Boasting some of central Oregon's most spectacular scenery, Newberry Group Campground is the only exclusive group site area within the Newberry National Volcanic Monument.
Located along the south shore of Paulina Lake in Deschutes National Forest, this site offers a unique geological glimpse into the area's one-of-a-kind landscape and volcanic activity.
For more information about the Newberry National Volcanic Monument, please visit: https://www.fs.usda.gov/recarea/deschutes/recarea/?recid=66159
The unique location of Newberry Group Campground offers outdoor enthusiasts fantastic opportunities for bird watching, boating, bicycling, sightseeing and hiking throughout the year.
The Paulina Lakeshore loop trail passes thru this campground and offers a 7 mile stroll around Paulina Lake.
Bird watchers may catch a glimpse of bald eagles and osprey nesting nearby. Common loon, Grebe, Tundra swan, Eurasian wigeon, American wigeon, Ring-necked duck, Goldeneye, and Hooded Merganser are lured to Paulina Lake as well.
Visitors can drive or hike to the summit of nearby Paulina Peak to watch soaring raptors such as golden eagle, turkey vulture, prairie falcon and red-tailed hawk.
Three separate group sites offer visitors opportunities for both lakeside and forest camping.
Picnic areas, shoreline trails, and stunning views of the lake give visitors the opportunity to enjoy the outdoors.

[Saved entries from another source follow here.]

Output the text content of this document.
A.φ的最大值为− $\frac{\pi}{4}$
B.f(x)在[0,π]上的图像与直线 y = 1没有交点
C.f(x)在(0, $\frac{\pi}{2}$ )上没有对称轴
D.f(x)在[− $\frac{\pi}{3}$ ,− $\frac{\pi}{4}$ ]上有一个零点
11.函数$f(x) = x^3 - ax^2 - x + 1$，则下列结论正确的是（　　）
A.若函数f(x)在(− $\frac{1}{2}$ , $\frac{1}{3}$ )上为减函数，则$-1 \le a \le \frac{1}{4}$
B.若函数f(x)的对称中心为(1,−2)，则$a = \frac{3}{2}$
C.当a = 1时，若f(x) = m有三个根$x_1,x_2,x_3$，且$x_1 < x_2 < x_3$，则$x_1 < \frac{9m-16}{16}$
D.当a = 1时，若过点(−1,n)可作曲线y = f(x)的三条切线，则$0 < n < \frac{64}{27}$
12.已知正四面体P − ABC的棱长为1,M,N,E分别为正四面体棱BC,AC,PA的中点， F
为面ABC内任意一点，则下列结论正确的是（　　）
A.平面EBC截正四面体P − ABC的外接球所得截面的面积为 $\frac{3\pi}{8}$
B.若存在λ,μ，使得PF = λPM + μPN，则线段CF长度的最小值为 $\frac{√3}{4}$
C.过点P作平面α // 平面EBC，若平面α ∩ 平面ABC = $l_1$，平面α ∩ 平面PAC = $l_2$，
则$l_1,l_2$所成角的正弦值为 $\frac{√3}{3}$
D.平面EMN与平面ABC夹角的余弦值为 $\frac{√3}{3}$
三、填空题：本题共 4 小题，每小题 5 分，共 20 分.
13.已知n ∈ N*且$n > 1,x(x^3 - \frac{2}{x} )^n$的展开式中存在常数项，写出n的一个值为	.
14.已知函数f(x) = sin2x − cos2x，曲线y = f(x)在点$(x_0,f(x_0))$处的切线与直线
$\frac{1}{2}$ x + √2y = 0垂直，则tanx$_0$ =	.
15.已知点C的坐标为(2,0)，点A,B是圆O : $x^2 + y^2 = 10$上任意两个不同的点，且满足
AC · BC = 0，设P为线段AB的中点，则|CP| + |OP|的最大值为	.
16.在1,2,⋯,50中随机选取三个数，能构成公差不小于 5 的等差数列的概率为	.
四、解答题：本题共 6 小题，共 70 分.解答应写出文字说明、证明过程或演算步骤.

The parking area and roads throughout the campground are paved.
Paulina Lake is located within the collapsed calderaof Newberry Volcano. Nearly five miles in diameter, this caldera encircles the basins of Paulina Lake, and its twin, East Lake. Covering an area of 1,531 acres, Paulina Lake, the larger and deeper of the two, plunges to depths of 250 feet.
Neither lake receives water from an inlet stream, but instead, are fed solely by rain, snowmelt, and hot springs. Paulina Creek drains the lake and has chiseled a narrow gorge through the caldera's west wall creating a remarkable twin waterfall.
Thermal vents and hot springs along the lake's northeast edge help create a highly productive ecosystem.
Wetlands, diverse forests, and rocky slopes near the campground provide a necessary habitat for shorebirds, racoon, deer, bats, and the occasional black bear.
In September, the outlet of Paulina Lake may become choked with kokanee salmon swimming to spawn in Paulina Creek.
Visitors can explore wilderness areas, wild and scenic rivers, lakes and reservoirs, and approximately 1,600 miles of trails throughout Deschutes National Forest and the adjacent Ochoco National Forest.
Lava Lands Visitor Center in nearby Bend, Oregon, offers visitors the opportunity to learn about the diverse landscape and history of the area through interpretive programs.
Visitors can explore the Lava River Cave, also located in the Newberry National Volcanic Monument. At a length of 5,211 ft. (1,588 m), the northwest section of the cave is the longest continuous lava tube in Oregon.